Egypt is implementing an unprecedented campaign to rid Muslim mosques of radical Muslim Brotherhood Islamists by prohibiting 55,000 unlicensed clerics from preaching in mosques, the pan-Arab Asharq Al-Awsa reported.
Religious Endowments Minister Dr. Mohamed Mokhtar Gomaa said, “The ministry is in the process of forming a committee to monitor what is happening in the larger mosques and ensure that da’wa [proselytizing] there does not transgress the boundaries into political or partisan work, with any official found guilty of this being immediately held to account.”
“Mosques are for da’wa, not politics,” he added.
He maintained that the move is not aimed against Al-Azhar, the highest Sunni religious institution in Egypt. “This decision is to stop non-Azhar graduates from preaching in government and civil mosques,” he explained. “The Ministry of Awqaf does not ban anybody based on their political identity . . . but we want mosques, da’wa, and worship to be based on the moderate ideology of Al-Azhar.”
In other words, the new Egyptian military regime is making a bold bid to expel incitement from mosques. Egypt, unlike Israel, has the privilege of protecting the country from those trying to overthrow the government because it does not have to be a slave to “freedom of speech” principles that has become more and more accepted in some Western countries as protecting the right to yell “fire” in a crowded theatre. U.S. Supreme Court Felix Frankfurter used that phrase in an opinion that drew the line between freedom of speech and a danger to the public.
Cairo also was forced to relent a bit, postponing its new policy until October 1 in thousands of small, one-room neighborhood mosques.
Since the military coup that ousted the Muslim Brotherhood government of Mohammed Morsi, the new regime has arrested more than 2,000 Islamist activists and has arrested most of the Muslim Brotherhood‘s senior leaders. Morsi has been jailed on charges of incitement and involvement with violence, and other leaders have been charged with murder and terrorism.
The similarities between events in the rebellion against Hosni Mubarak and the democratically elected Muslim Brotherhood regime are chilling.
In both cases, police and security forces killed approximately 1,000 opponents.
In both cases, the Obama administration turned its back on Mubarak and Morsi, whom it had embraced after backing the ouster of Mubarak, a former ally.
The new regime essentially has done exactly what Mubarak did – outlawing the Muslim Brotherhood. Mubarak did so officially, although the party maintained a tiny faction of two dozen legislators in a 500-plus member parliament. The new regime has simply pulled the carpet under the feet of the leaders, and military authorizes are considering banning the Muslim Brotherhood as a terrorist group, the Jordan Times reported.

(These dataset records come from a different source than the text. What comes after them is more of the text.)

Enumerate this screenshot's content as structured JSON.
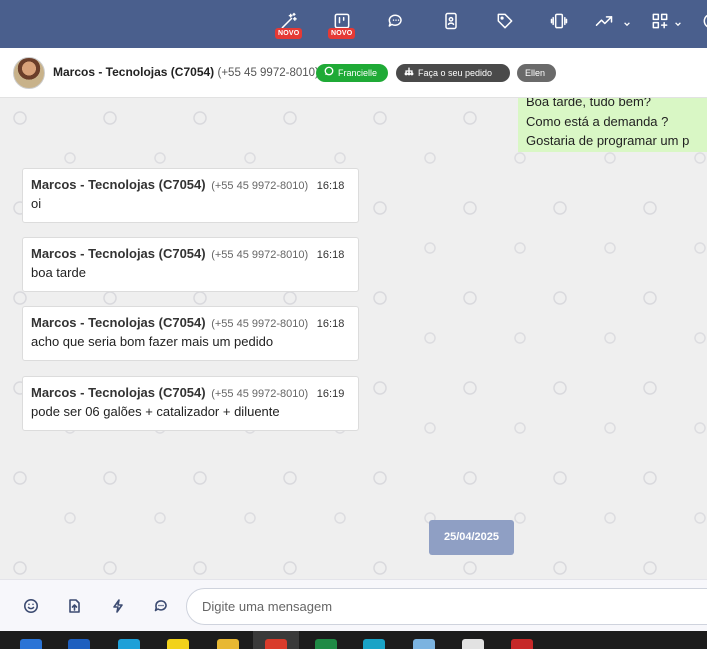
{
  "toolbar": {
    "icons": [
      {
        "name": "magic-wand-icon",
        "badge": "NOVO"
      },
      {
        "name": "kanban-board-icon",
        "badge": "NOVO"
      },
      {
        "name": "chat-bubbles-icon"
      },
      {
        "name": "contact-card-icon"
      },
      {
        "name": "tag-icon"
      },
      {
        "name": "phone-vibrate-icon"
      },
      {
        "name": "trending-up-icon"
      },
      {
        "name": "apps-grid-icon"
      }
    ]
  },
  "contact": {
    "name": "Marcos - Tecnolojas (C7054)",
    "phone": "(+55 45 9972-8010)",
    "pills": {
      "agent": "Francielle",
      "order": "Faça o seu pedido",
      "user": "Ellen"
    }
  },
  "outgoing": {
    "lines": [
      "Boa tarde, tudo bem?",
      "Como está a demanda ?",
      "Gostaria de programar um p"
    ]
  },
  "messages": [
    {
      "sender": "Marcos - Tecnolojas (C7054)",
      "phone": "(+55 45 9972-8010)",
      "time": "16:18",
      "text": "oi"
    },
    {
      "sender": "Marcos - Tecnolojas (C7054)",
      "phone": "(+55 45 9972-8010)",
      "time": "16:18",
      "text": "boa tarde"
    },
    {
      "sender": "Marcos - Tecnolojas (C7054)",
      "phone": "(+55 45 9972-8010)",
      "time": "16:18",
      "text": "acho que seria bom fazer mais um pedido"
    },
    {
      "sender": "Marcos - Tecnolojas (C7054)",
      "phone": "(+55 45 9972-8010)",
      "time": "16:19",
      "text": "pode ser 06 galões + catalizador + diluente"
    }
  ],
  "date_separator": "25/04/2025",
  "composer": {
    "placeholder": "Digite uma mensagem"
  },
  "colors": {
    "toolbar": "#4a5f8d",
    "outgoing_bubble": "#d9f7c5",
    "agent_pill": "#1faa36",
    "date_chip": "#8f9fc4",
    "badge": "#e53935"
  }
}
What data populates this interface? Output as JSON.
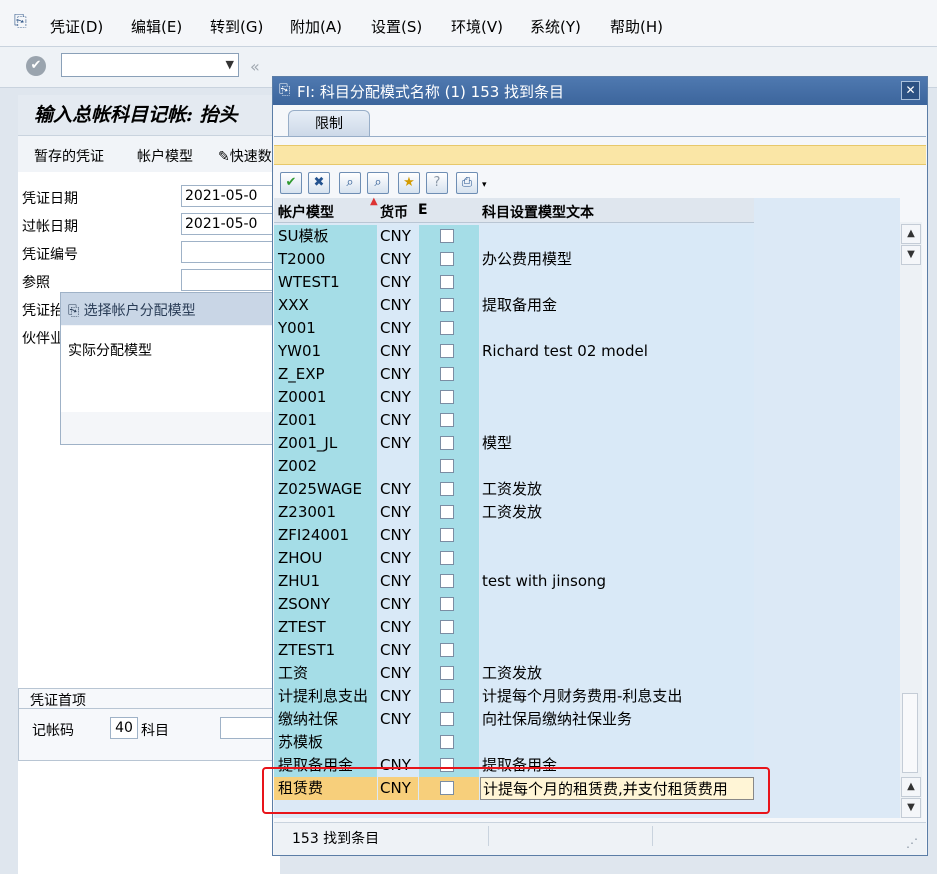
{
  "menubar": {
    "items": [
      "凭证(D)",
      "编辑(E)",
      "转到(G)",
      "附加(A)",
      "设置(S)",
      "环境(V)",
      "系统(Y)",
      "帮助(H)"
    ]
  },
  "background": {
    "title": "输入总帐科目记帐: 抬头",
    "app_toolbar": [
      "暂存的凭证",
      "帐户模型",
      "快速数据输入"
    ],
    "fields": [
      {
        "label": "凭证日期",
        "value": "2021-05-0"
      },
      {
        "label": "过帐日期",
        "value": "2021-05-0"
      },
      {
        "label": "凭证编号",
        "value": ""
      },
      {
        "label": "参照",
        "value": ""
      },
      {
        "label": "凭证抬头文本",
        "value": ""
      },
      {
        "label": "伙伴业务范围",
        "value": ""
      }
    ],
    "frame": {
      "title": "凭证首项",
      "posting_key_label": "记帐码",
      "posting_key_value": "40",
      "account_label": "科目"
    }
  },
  "popup_small": {
    "title": "选择帐户分配模型",
    "field_label": "实际分配模型"
  },
  "dialog": {
    "title": "FI: 科目分配模式名称 (1)  153 找到条目",
    "tab": "限制",
    "columns": [
      "帐户模型",
      "货币",
      "E",
      "科目设置模型文本"
    ],
    "rows": [
      {
        "key": "SU模板",
        "cur": "CNY",
        "text": ""
      },
      {
        "key": "T2000",
        "cur": "CNY",
        "text": "办公费用模型"
      },
      {
        "key": "WTEST1",
        "cur": "CNY",
        "text": ""
      },
      {
        "key": "XXX",
        "cur": "CNY",
        "text": "提取备用金"
      },
      {
        "key": "Y001",
        "cur": "CNY",
        "text": ""
      },
      {
        "key": "YW01",
        "cur": "CNY",
        "text": "Richard test 02 model"
      },
      {
        "key": "Z_EXP",
        "cur": "CNY",
        "text": ""
      },
      {
        "key": "Z0001",
        "cur": "CNY",
        "text": ""
      },
      {
        "key": "Z001",
        "cur": "CNY",
        "text": ""
      },
      {
        "key": "Z001_JL",
        "cur": "CNY",
        "text": "模型"
      },
      {
        "key": "Z002",
        "cur": "",
        "text": ""
      },
      {
        "key": "Z025WAGE",
        "cur": "CNY",
        "text": "工资发放"
      },
      {
        "key": "Z23001",
        "cur": "CNY",
        "text": "工资发放"
      },
      {
        "key": "ZFI24001",
        "cur": "CNY",
        "text": ""
      },
      {
        "key": "ZHOU",
        "cur": "CNY",
        "text": ""
      },
      {
        "key": "ZHU1",
        "cur": "CNY",
        "text": "test with jinsong"
      },
      {
        "key": "ZSONY",
        "cur": "CNY",
        "text": ""
      },
      {
        "key": "ZTEST",
        "cur": "CNY",
        "text": ""
      },
      {
        "key": "ZTEST1",
        "cur": "CNY",
        "text": ""
      },
      {
        "key": "工资",
        "cur": "CNY",
        "text": "工资发放"
      },
      {
        "key": "计提利息支出",
        "cur": "CNY",
        "text": "计提每个月财务费用-利息支出"
      },
      {
        "key": "缴纳社保",
        "cur": "CNY",
        "text": "向社保局缴纳社保业务"
      },
      {
        "key": "苏模板",
        "cur": "",
        "text": ""
      },
      {
        "key": "提取备用金",
        "cur": "CNY",
        "text": "提取备用金"
      },
      {
        "key": "租赁费",
        "cur": "CNY",
        "text": "计提每个月的租赁费,并支付租赁费用",
        "selected": true
      }
    ],
    "status": "153 找到条目"
  }
}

The Muslim Brotherhood is not giving up so easily. A suicide bomber last Thursday attacked a convoy of the Interior Ministry, killing himself, a bystander and wounding 20 others. However, Egyptians have grown tired of the instability and are suffering from a dismal economy, two factors that have lent more popular support to getting rid of radical Islamists.
The new Egyptian policy could be the beginning of a new Arab Spring movement for real democracy, but Amnesty International already is insisting that Egypt play by Western rules. It has called for an investigation into security forces’ violence and violations of free speech.
That is absolutely true, of course. So far, no Western country, with the questionable exception of the United States, has found a “democratic” way to deal with anti-democratic fundamentalists, as Europeans are discovering, possibly all too late to stem the riding radical Islamic influence in most of its countries.
A small but significant example of Europe’s inability to stop the rising tide of radical Islam is the furious debate over a Parliament member’s private bill to prohibit wearing “a garment or other object” intended primarily to obscure their face in public.
Britain hosts nearly 3 million Muslims, a sizeable and growing minority.
Muslim leaders are outraged at Birmingham Metropolitan College’s announcement last week that it will ban Islamic face-veil, or niqab, inside its campus,
“It upsets me that we are being discriminated against,” a 17-year-old Muslim student at who did not want to be named, told The London Telegraph. “It’s disgusting. It is a personal choice and I find it absolutely shocking that this has been brought in at a college in Birmingham city center when the city is so multicultural and so many of the students are Muslim.